Assessing Indoor Air Quality and Exposure in Occupied Microenvironments during an Airborne Viral Pandemic [S-21-5]
|Classes:||1 Session 1.3 hours|
|Dates:||Thu 3:30 PM 02/18|
In the United States, we monitor and regulate outdoor air pollutants but spend most of our time indoors. The microenvironments where we spend our time (such as kitchens, living rooms, bedrooms and cabins of vehicles) host a variety of air pollution sources (such as cooking emissions, emissions from use of personal care products, and resuspended dust). As a result, the indoor air quality is different, and often worse, than the outdoor air quality. There are also higher levels of most microbes indoors, including bacteria, fungi and viruses. In this session, we will discuss major sources of indoor air pollutants & microbes and describe how they accumulate indoors. We will discuss how to use inexpensive sensors to monitor air quality and reduce pollutant exposure as well as how to reduce transmission of airborne microbes, such as the SARS-CoV-2 virus.

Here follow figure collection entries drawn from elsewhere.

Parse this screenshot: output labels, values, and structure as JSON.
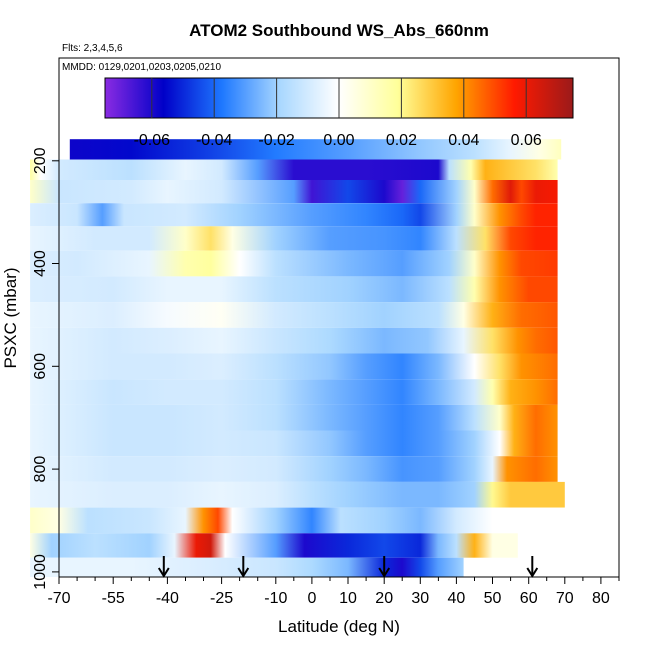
{
  "chart_data": {
    "type": "heatmap",
    "title": "ATOM2 Southbound WS_Abs_660nm",
    "flights_label": "Flts: 2,3,4,5,6",
    "dates_label": "MMDD: 0129,0201,0203,0205,0210",
    "xlabel": "Latitude (deg N)",
    "ylabel": "PSXC (mbar)",
    "xlim": [
      -70,
      85
    ],
    "ylim": [
      1010,
      0
    ],
    "x_ticks": [
      -70,
      -55,
      -40,
      -25,
      -10,
      0,
      10,
      20,
      30,
      40,
      50,
      60,
      70,
      80
    ],
    "x_tick_labels": [
      "-70",
      "-55",
      "-40",
      "-25",
      "-10",
      "0",
      "10",
      "20",
      "30",
      "40",
      "50",
      "60",
      "70",
      "80"
    ],
    "y_ticks": [
      200,
      400,
      600,
      800,
      1000
    ],
    "y_tick_labels": [
      "200",
      "400",
      "600",
      "800",
      "1000"
    ],
    "colorbar": {
      "range": [
        -0.075,
        0.075
      ],
      "ticks": [
        -0.06,
        -0.04,
        -0.02,
        0.0,
        0.02,
        0.04,
        0.06
      ],
      "tick_labels": [
        "-0.06",
        "-0.04",
        "-0.02",
        "0.00",
        "0.02",
        "0.04",
        "0.06"
      ],
      "colors": [
        "#8a2be2",
        "#0000c8",
        "#1e78ff",
        "#aad8ff",
        "#ffffff",
        "#ffff9a",
        "#ffa500",
        "#ff1a00",
        "#9b1a1a"
      ]
    },
    "arrow_latitudes": [
      -41,
      -19,
      20,
      61
    ],
    "bands": [
      {
        "p": 180,
        "x0": -67,
        "x1": 69,
        "points": [
          [
            -67,
            -0.058
          ],
          [
            -50,
            -0.055
          ],
          [
            -30,
            -0.047
          ],
          [
            -10,
            -0.037
          ],
          [
            10,
            -0.03
          ],
          [
            30,
            -0.022
          ],
          [
            45,
            -0.015
          ],
          [
            55,
            -0.005
          ],
          [
            63,
            0.005
          ],
          [
            69,
            0.012
          ]
        ]
      },
      {
        "p": 215,
        "x0": -78,
        "x1": 68,
        "points": [
          [
            -78,
            0.018
          ],
          [
            -75,
            0.0
          ],
          [
            -70,
            -0.01
          ],
          [
            -50,
            -0.015
          ],
          [
            -35,
            -0.005
          ],
          [
            -25,
            -0.01
          ],
          [
            -15,
            -0.03
          ],
          [
            -5,
            -0.062
          ],
          [
            15,
            -0.062
          ],
          [
            35,
            -0.06
          ],
          [
            38,
            -0.015
          ],
          [
            44,
            0.015
          ],
          [
            48,
            0.035
          ],
          [
            55,
            0.03
          ],
          [
            62,
            0.025
          ],
          [
            68,
            0.015
          ]
        ]
      },
      {
        "p": 260,
        "x0": -78,
        "x1": 68,
        "points": [
          [
            -78,
            0.01
          ],
          [
            -70,
            -0.012
          ],
          [
            -50,
            -0.01
          ],
          [
            -40,
            -0.005
          ],
          [
            -25,
            -0.01
          ],
          [
            -5,
            -0.03
          ],
          [
            0,
            -0.065
          ],
          [
            10,
            -0.045
          ],
          [
            20,
            -0.06
          ],
          [
            25,
            -0.07
          ],
          [
            30,
            -0.04
          ],
          [
            40,
            -0.02
          ],
          [
            45,
            0.01
          ],
          [
            50,
            0.045
          ],
          [
            55,
            0.062
          ],
          [
            58,
            0.05
          ],
          [
            62,
            0.06
          ],
          [
            68,
            0.058
          ]
        ]
      },
      {
        "p": 305,
        "x0": -78,
        "x1": 68,
        "points": [
          [
            -78,
            -0.008
          ],
          [
            -65,
            -0.012
          ],
          [
            -58,
            -0.03
          ],
          [
            -52,
            -0.012
          ],
          [
            -35,
            -0.01
          ],
          [
            -20,
            -0.02
          ],
          [
            0,
            -0.03
          ],
          [
            15,
            -0.035
          ],
          [
            25,
            -0.04
          ],
          [
            30,
            -0.045
          ],
          [
            40,
            -0.02
          ],
          [
            45,
            0.01
          ],
          [
            52,
            0.04
          ],
          [
            58,
            0.05
          ],
          [
            62,
            0.055
          ],
          [
            68,
            0.055
          ]
        ]
      },
      {
        "p": 350,
        "x0": -78,
        "x1": 68,
        "points": [
          [
            -78,
            -0.005
          ],
          [
            -60,
            -0.01
          ],
          [
            -45,
            -0.01
          ],
          [
            -35,
            0.01
          ],
          [
            -28,
            0.025
          ],
          [
            -22,
            0.005
          ],
          [
            -10,
            -0.02
          ],
          [
            5,
            -0.03
          ],
          [
            20,
            -0.032
          ],
          [
            30,
            -0.035
          ],
          [
            40,
            -0.015
          ],
          [
            48,
            0.025
          ],
          [
            55,
            0.05
          ],
          [
            62,
            0.055
          ],
          [
            68,
            0.055
          ]
        ]
      },
      {
        "p": 400,
        "x0": -78,
        "x1": 68,
        "points": [
          [
            -78,
            -0.008
          ],
          [
            -65,
            -0.01
          ],
          [
            -45,
            -0.005
          ],
          [
            -35,
            0.015
          ],
          [
            -28,
            0.018
          ],
          [
            -20,
            0.0
          ],
          [
            -10,
            -0.015
          ],
          [
            10,
            -0.025
          ],
          [
            25,
            -0.03
          ],
          [
            38,
            -0.02
          ],
          [
            45,
            0.01
          ],
          [
            52,
            0.04
          ],
          [
            58,
            0.05
          ],
          [
            68,
            0.052
          ]
        ]
      },
      {
        "p": 450,
        "x0": -78,
        "x1": 68,
        "points": [
          [
            -78,
            -0.008
          ],
          [
            -55,
            -0.01
          ],
          [
            -40,
            -0.005
          ],
          [
            -25,
            -0.005
          ],
          [
            -10,
            -0.015
          ],
          [
            10,
            -0.02
          ],
          [
            25,
            -0.025
          ],
          [
            38,
            -0.015
          ],
          [
            45,
            0.015
          ],
          [
            52,
            0.04
          ],
          [
            60,
            0.05
          ],
          [
            68,
            0.05
          ]
        ]
      },
      {
        "p": 500,
        "x0": -78,
        "x1": 68,
        "points": [
          [
            -78,
            -0.005
          ],
          [
            -55,
            -0.008
          ],
          [
            -40,
            -0.002
          ],
          [
            -25,
            0.002
          ],
          [
            -10,
            -0.01
          ],
          [
            5,
            -0.015
          ],
          [
            20,
            -0.02
          ],
          [
            35,
            -0.015
          ],
          [
            42,
            0.005
          ],
          [
            50,
            0.035
          ],
          [
            58,
            0.045
          ],
          [
            68,
            0.048
          ]
        ]
      },
      {
        "p": 550,
        "x0": -78,
        "x1": 68,
        "points": [
          [
            -78,
            -0.005
          ],
          [
            -55,
            -0.01
          ],
          [
            -40,
            -0.008
          ],
          [
            -25,
            -0.005
          ],
          [
            -10,
            -0.012
          ],
          [
            5,
            -0.018
          ],
          [
            20,
            -0.025
          ],
          [
            32,
            -0.022
          ],
          [
            42,
            -0.005
          ],
          [
            50,
            0.025
          ],
          [
            57,
            0.04
          ],
          [
            62,
            0.045
          ],
          [
            68,
            0.048
          ]
        ]
      },
      {
        "p": 600,
        "x0": -78,
        "x1": 68,
        "points": [
          [
            -78,
            -0.005
          ],
          [
            -55,
            -0.01
          ],
          [
            -40,
            -0.01
          ],
          [
            -25,
            -0.008
          ],
          [
            -10,
            -0.015
          ],
          [
            5,
            -0.022
          ],
          [
            15,
            -0.03
          ],
          [
            25,
            -0.035
          ],
          [
            35,
            -0.025
          ],
          [
            45,
            0.0
          ],
          [
            52,
            0.025
          ],
          [
            58,
            0.04
          ],
          [
            68,
            0.045
          ]
        ]
      },
      {
        "p": 650,
        "x0": -78,
        "x1": 68,
        "points": [
          [
            -78,
            -0.005
          ],
          [
            -55,
            -0.012
          ],
          [
            -40,
            -0.01
          ],
          [
            -25,
            -0.01
          ],
          [
            -10,
            -0.015
          ],
          [
            5,
            -0.025
          ],
          [
            15,
            -0.03
          ],
          [
            25,
            -0.035
          ],
          [
            35,
            -0.025
          ],
          [
            45,
            -0.01
          ],
          [
            50,
            0.015
          ],
          [
            55,
            0.035
          ],
          [
            62,
            0.04
          ],
          [
            68,
            0.045
          ]
        ]
      },
      {
        "p": 700,
        "x0": -78,
        "x1": 68,
        "points": [
          [
            -78,
            -0.005
          ],
          [
            -55,
            -0.012
          ],
          [
            -40,
            -0.012
          ],
          [
            -25,
            -0.01
          ],
          [
            -10,
            -0.015
          ],
          [
            5,
            -0.025
          ],
          [
            15,
            -0.03
          ],
          [
            25,
            -0.035
          ],
          [
            35,
            -0.03
          ],
          [
            45,
            -0.015
          ],
          [
            52,
            0.01
          ],
          [
            56,
            0.035
          ],
          [
            62,
            0.045
          ],
          [
            68,
            0.04
          ]
        ]
      },
      {
        "p": 750,
        "x0": -78,
        "x1": 68,
        "points": [
          [
            -78,
            -0.005
          ],
          [
            -55,
            -0.012
          ],
          [
            -40,
            -0.012
          ],
          [
            -25,
            -0.01
          ],
          [
            -10,
            -0.012
          ],
          [
            5,
            -0.022
          ],
          [
            15,
            -0.03
          ],
          [
            25,
            -0.035
          ],
          [
            35,
            -0.03
          ],
          [
            45,
            -0.02
          ],
          [
            52,
            0.0
          ],
          [
            56,
            0.035
          ],
          [
            62,
            0.045
          ],
          [
            68,
            0.04
          ]
        ]
      },
      {
        "p": 800,
        "x0": -78,
        "x1": 68,
        "points": [
          [
            -78,
            -0.005
          ],
          [
            -55,
            -0.01
          ],
          [
            -40,
            -0.01
          ],
          [
            -25,
            -0.008
          ],
          [
            -10,
            -0.01
          ],
          [
            5,
            -0.02
          ],
          [
            15,
            -0.025
          ],
          [
            25,
            -0.032
          ],
          [
            35,
            -0.03
          ],
          [
            45,
            -0.02
          ],
          [
            50,
            -0.005
          ],
          [
            54,
            0.04
          ],
          [
            62,
            0.045
          ],
          [
            68,
            0.04
          ]
        ]
      },
      {
        "p": 850,
        "x0": -78,
        "x1": 70,
        "points": [
          [
            -78,
            -0.005
          ],
          [
            -55,
            -0.008
          ],
          [
            -40,
            -0.008
          ],
          [
            -25,
            -0.005
          ],
          [
            -10,
            -0.008
          ],
          [
            0,
            -0.015
          ],
          [
            10,
            -0.02
          ],
          [
            25,
            -0.025
          ],
          [
            35,
            -0.025
          ],
          [
            45,
            -0.02
          ],
          [
            50,
            0.02
          ],
          [
            55,
            0.03
          ],
          [
            70,
            0.03
          ]
        ]
      },
      {
        "p": 900,
        "x0": -78,
        "x1": 71,
        "points": [
          [
            -78,
            0.01
          ],
          [
            -70,
            0.005
          ],
          [
            -62,
            -0.015
          ],
          [
            -45,
            -0.012
          ],
          [
            -35,
            -0.005
          ],
          [
            -30,
            0.04
          ],
          [
            -26,
            0.05
          ],
          [
            -22,
            0.0
          ],
          [
            -10,
            -0.02
          ],
          [
            0,
            -0.035
          ],
          [
            8,
            -0.015
          ],
          [
            20,
            -0.02
          ],
          [
            30,
            -0.025
          ],
          [
            40,
            -0.01
          ],
          [
            50,
            0.0
          ],
          [
            60,
            0.0
          ],
          [
            71,
            0.0
          ]
        ]
      },
      {
        "p": 950,
        "x0": -78,
        "x1": 57,
        "points": [
          [
            -78,
            0.005
          ],
          [
            -72,
            -0.02
          ],
          [
            -60,
            -0.015
          ],
          [
            -45,
            -0.02
          ],
          [
            -38,
            -0.005
          ],
          [
            -32,
            0.06
          ],
          [
            -28,
            0.065
          ],
          [
            -24,
            0.0
          ],
          [
            -10,
            -0.03
          ],
          [
            -2,
            -0.06
          ],
          [
            10,
            -0.05
          ],
          [
            20,
            -0.045
          ],
          [
            30,
            -0.05
          ],
          [
            35,
            -0.025
          ],
          [
            40,
            -0.015
          ],
          [
            45,
            0.035
          ],
          [
            50,
            0.005
          ],
          [
            57,
            0.005
          ]
        ]
      },
      {
        "p": 995,
        "x0": -78,
        "x1": 42,
        "points": [
          [
            -78,
            -0.005
          ],
          [
            -50,
            -0.005
          ],
          [
            -30,
            -0.008
          ],
          [
            -10,
            -0.012
          ],
          [
            0,
            -0.018
          ],
          [
            10,
            -0.025
          ],
          [
            20,
            -0.05
          ],
          [
            25,
            -0.06
          ],
          [
            30,
            -0.045
          ],
          [
            35,
            -0.03
          ],
          [
            42,
            -0.02
          ]
        ]
      }
    ]
  }
}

Andrea Ferro is a professor in the Department of Civil and Environmental Engineering at Clarkson University, a registered professional engineer and the immediate past president of the American Association for Aerosol Research. Her technical expertise is focused on indoor air quality and human exposure to particulate pollutants. The overall goal of her work is to improve human health by improving air quality through source control, ventilation & purification strategies, education, and regulatory policy.